Ich merkte, wie wichtig es ist, mit den Kindern den Tagesablauf rhythmisch zu leben, z.B. Mahlzeiten zu festen Zeiten einzunehmen. Wie das Ordnung und auch Sicherheit gibt. Auch für mich perönlich war das ganz wichtig.

Ein weiterer Punkt war die Wahl des Spielmaterials. Tücher, Holzklötze, Rinden, Tannenzapfen, ein paar Stehpüppchen, gestrickte Tiere. Damit lässt sich das schönste Tischpuppentheater aufbauen. Oder zwei Spielständer und ein paar große Tücher - so ist schnell ein Haus gebaut, in dem es sich wunderbar wohnen lässt.

Vorbild und Nachahmung - ein weiteres Stichwort im 1. Jahrsiebt. Ich merkte ganz deutlich an meinen Kindern, wie ich in meinen Tätigkeiten bis in die kleinste Handbewegung nachgeahmt wurde.
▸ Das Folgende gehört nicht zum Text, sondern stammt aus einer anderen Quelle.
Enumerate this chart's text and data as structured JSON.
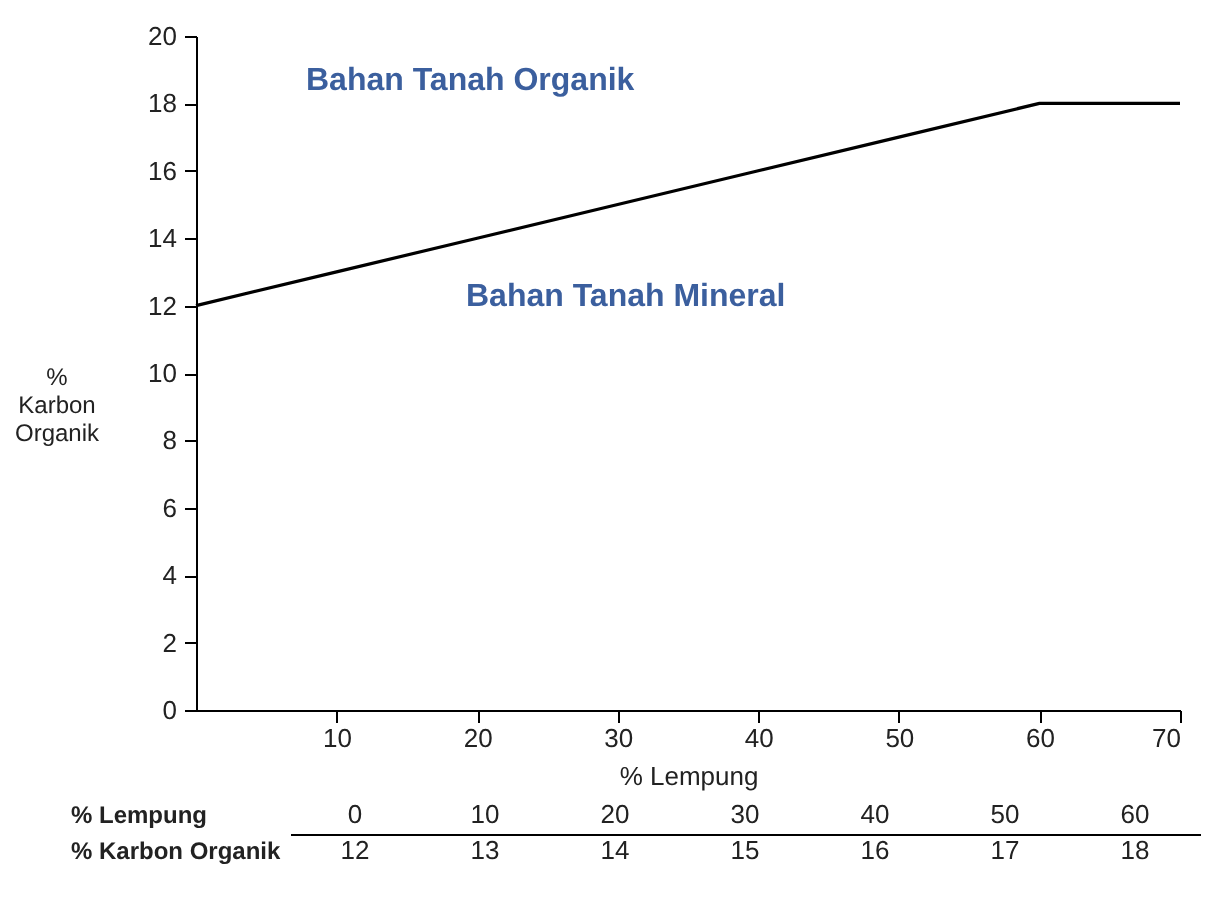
{
  "chart_data": [
    {
      "type": "line",
      "xlabel": "% Lempung",
      "ylabel": "% Karbon Organik",
      "x": [
        0,
        10,
        20,
        30,
        40,
        50,
        60,
        70
      ],
      "series": [
        {
          "color": "#000000",
          "values": [
            12,
            13,
            14,
            15,
            16,
            17,
            18,
            18
          ]
        }
      ],
      "xlim": [
        0,
        70
      ],
      "xticks": [
        10,
        20,
        30,
        40,
        50,
        60,
        70
      ],
      "ylim": [
        0,
        20
      ],
      "yticks": [
        0,
        2,
        4,
        6,
        8,
        10,
        12,
        14,
        16,
        18,
        20
      ],
      "annotations": [
        "Bahan Tanah Organik",
        "Bahan Tanah Mineral"
      ]
    },
    {
      "type": "heatmap",
      "data_labels": true,
      "xlabel": "% Lempung",
      "categories": [
        "0",
        "10",
        "20",
        "30",
        "40",
        "50",
        "60"
      ],
      "y_categories": [
        "% Karbon Organik"
      ],
      "cells": [
        [
          12,
          13,
          14,
          15,
          16,
          17,
          18
        ]
      ]
    }
  ]
}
Wenn man seine Kinder beobachtet, dann sieht man sich oft wie in einem Spiegel.

Auf diese Art fand ich automatisch zur Selbsterziehung. Ich achtete viel genauer als sonst darauf, was ich sagte, und wie und was ich tat: Stimmte das überhaupt überein? Die Kinder achten in jedem Falle darauf. In den Augen des Kindes ist man nicht das, was man sagt, sondern das, was man tut.

Der rege Austausch zwischen Erzieherin und Elternhaus ist auch ein äußerst wichtiger Punkt, um das Kind besser in seinem jeweiligen Entwicklungsschritt begleiten zu können. Hierzu dienen die Elternabende und auch die Hausbesuche, die die Erzieherin je nach Bedarf leistet. Das individuelle Gespräch ist für mich jedes Mal sehr hilfreich. Oftmals bewirkt es schon eine positive Veränderung, ohne dass in irgendeiner Weise mit dem Kinde darüber gesprochen wurde.

Ich muss sagen, ich bin sehr glücklich darüber, dass wir unseren Kindern die Chance geben konnten, den Waldorfkindergarten zu besuchen.